Therapeutic immunization for HIV
- First Online:
- Cite this article as:
- Gudmundsdotter, L., Sjödin, A., Boström, AC. et al. Springer Semin Immun (2006) 28: 221. doi:10.1007/s00281-006-0029-0
- 73 Downloads
Vaccines have entered into human clinical trials against infectious diseases and as therapies against cancer. The HIV virus establishes a latent infection at a very early stage and the T cell memory of the infected patient is rapidly destroyed.
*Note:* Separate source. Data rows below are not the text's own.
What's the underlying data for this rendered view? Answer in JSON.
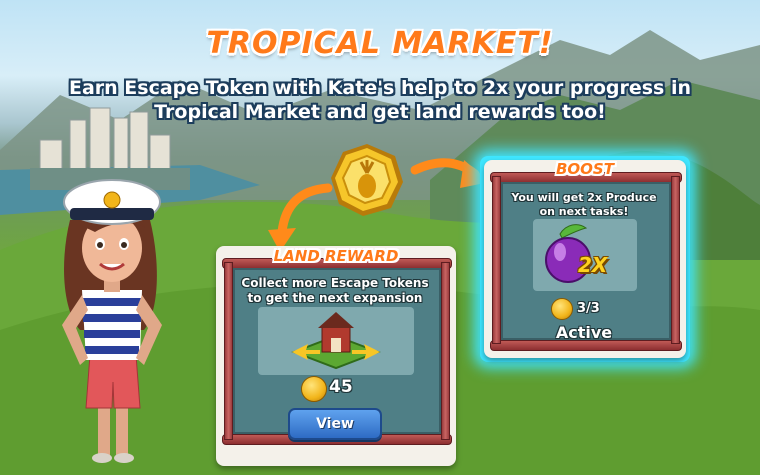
{
  "header": {
    "title": "TROPICAL MARKET!",
    "subtitle_line1": "Earn Escape Token with Kate's help to 2x your progress in",
    "subtitle_line2": "Tropical Market and get land rewards too!"
  },
  "land_reward": {
    "ribbon": "LAND REWARD",
    "description_line1": "Collect more Escape Tokens",
    "description_line2": "to get the next expansion",
    "cost": "45",
    "button_label": "View"
  },
  "boost": {
    "ribbon": "BOOST",
    "description_line1": "You will get 2x Produce",
    "description_line2": "on next tasks!",
    "multiplier": "2X",
    "progress": "3/3",
    "status": "Active"
  },
  "icons": {
    "token": "pineapple-coin-icon",
    "fruit": "plum-icon",
    "barn": "barn-icon"
  },
  "colors": {
    "title_orange": "#ff7a1a",
    "panel_teal": "#4f7f86",
    "boost_glow": "#3fe6ff",
    "button_blue": "#2e6bc4"
  }
}
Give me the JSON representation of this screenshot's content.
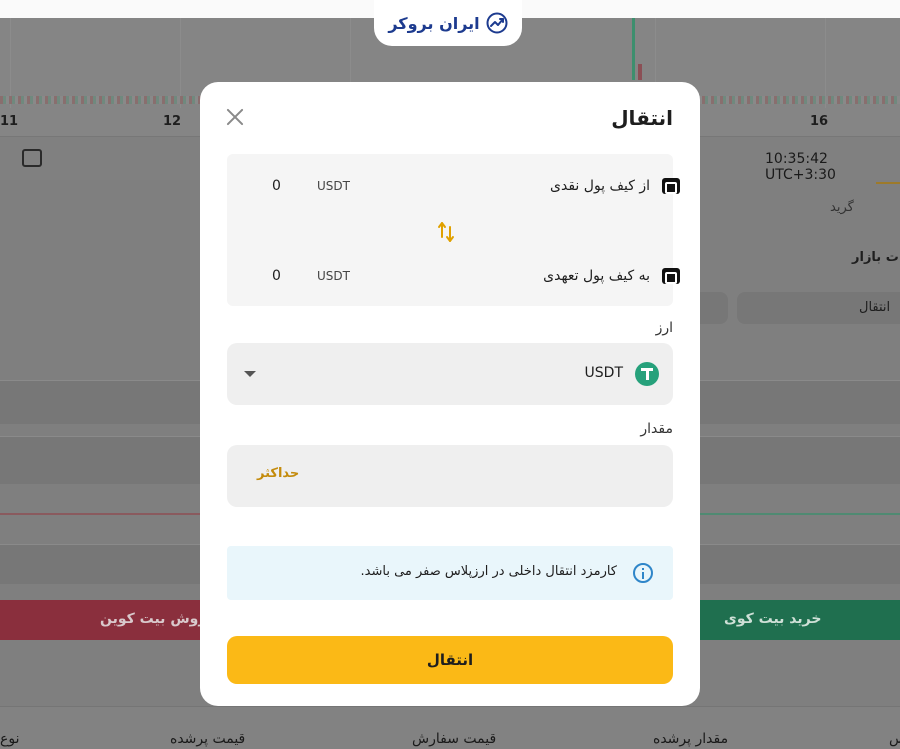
{
  "brand": {
    "logo_text": "ایران بروکر"
  },
  "background": {
    "chart_dates": [
      "11",
      "12",
      "16"
    ],
    "time": "10:35:42 UTC+3:30",
    "tabs": {
      "grid": "گرید"
    },
    "market_label": "ت بازار",
    "transfer_button": "انتقال",
    "sell_button": "روش بیت کوین",
    "buy_button": "خرید بیت کوی",
    "columns": [
      "نوع",
      "قیمت پرشده",
      "قیمت سفارش",
      "مقدار پرشده",
      "س"
    ]
  },
  "modal": {
    "title": "انتقال",
    "from_wallet": {
      "name": "از کیف پول نقدی",
      "amount": "0",
      "unit": "USDT"
    },
    "to_wallet": {
      "name": "به کیف پول تعهدی",
      "amount": "0",
      "unit": "USDT"
    },
    "currency_label": "ارز",
    "currency_value": "USDT",
    "amount_label": "مقدار",
    "amount_value": "",
    "max_label": "حداکثر",
    "info_text": "کارمزد انتقال داخلی در ارزپلاس صفر می باشد.",
    "submit_label": "انتقال"
  },
  "colors": {
    "accent": "#fbb916",
    "max_link": "#c48b0c",
    "info_bg": "#e9f6fb",
    "info_icon": "#2f86c9",
    "tether": "#26a17b",
    "sell": "#c9344a",
    "buy": "#1e9c6a"
  }
}
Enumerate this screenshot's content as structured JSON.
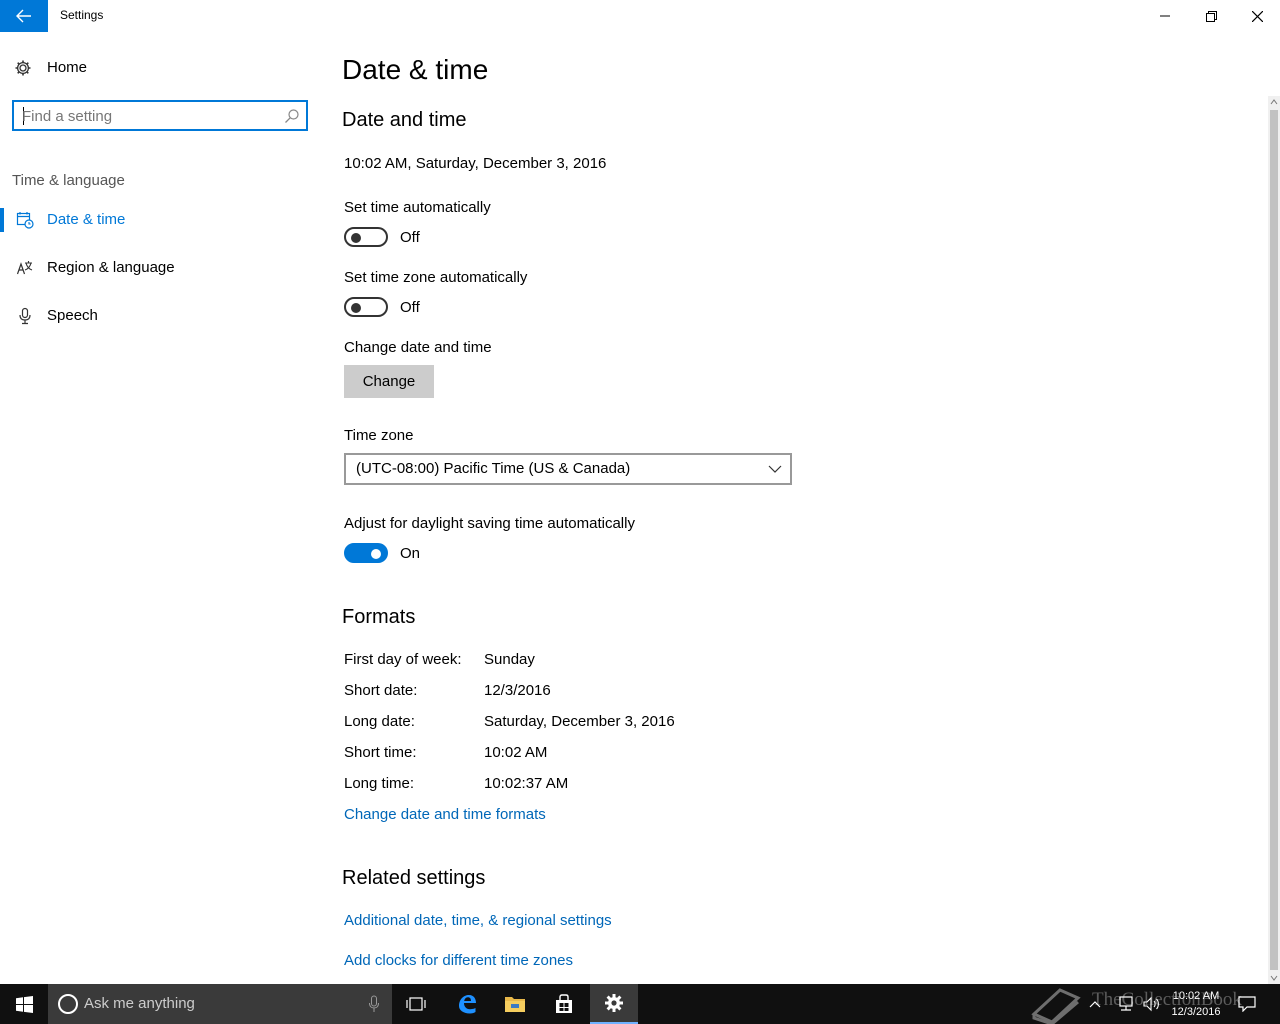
{
  "window": {
    "title": "Settings"
  },
  "sidebar": {
    "home_label": "Home",
    "search_placeholder": "Find a setting",
    "group_label": "Time & language",
    "items": [
      {
        "label": "Date & time",
        "icon": "calendar-clock-icon",
        "active": true
      },
      {
        "label": "Region & language",
        "icon": "region-language-icon",
        "active": false
      },
      {
        "label": "Speech",
        "icon": "microphone-icon",
        "active": false
      }
    ]
  },
  "main": {
    "page_title": "Date & time",
    "date_time_section_title": "Date and time",
    "current_datetime": "10:02 AM, Saturday, December 3, 2016",
    "set_time_auto": {
      "label": "Set time automatically",
      "state": "Off"
    },
    "set_timezone_auto": {
      "label": "Set time zone automatically",
      "state": "Off"
    },
    "change_date_time": {
      "label": "Change date and time",
      "button": "Change"
    },
    "time_zone": {
      "label": "Time zone",
      "value": "(UTC-08:00) Pacific Time (US & Canada)"
    },
    "daylight_saving": {
      "label": "Adjust for daylight saving time automatically",
      "state": "On"
    },
    "formats": {
      "title": "Formats",
      "rows": [
        {
          "key": "First day of week:",
          "value": "Sunday"
        },
        {
          "key": "Short date:",
          "value": "12/3/2016"
        },
        {
          "key": "Long date:",
          "value": "Saturday, December 3, 2016"
        },
        {
          "key": "Short time:",
          "value": "10:02 AM"
        },
        {
          "key": "Long time:",
          "value": "10:02:37 AM"
        }
      ],
      "change_link": "Change date and time formats"
    },
    "related": {
      "title": "Related settings",
      "links": [
        "Additional date, time, & regional settings",
        "Add clocks for different time zones"
      ]
    }
  },
  "taskbar": {
    "search_placeholder": "Ask me anything",
    "clock_time": "10:02 AM",
    "clock_date": "12/3/2016",
    "watermark": "TheCollectionBook"
  },
  "colors": {
    "accent": "#0078d7",
    "link": "#0067b8",
    "taskbar": "#101010"
  }
}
However, results of immunotherapy after DNA and protein immunization show that vaccine-induced immune responses might be present for a long period of time. Patients subjected to therapeutic immunization appear to do well, and to have a small immunological advantage, which, however, will have to be improved. The vaccine therapy should start early, while adequate reservoirs of appropriate T helper cells are available and still inducible. The DNA vaccines induce a relatively long-lived immunological memory, and gene-based immunization is effective in inducing cytotoxic CD8+ T cells and CD4+ helper cells. Protein vaccines, on the other hand, primarily give T cell help. It thus appears that DNA and protein approaches to HIV immunization complement each other. A surprisingly broad reactivity to peptides from different subtypes of HIV was identified in individuals infected with several subtypes of HIV.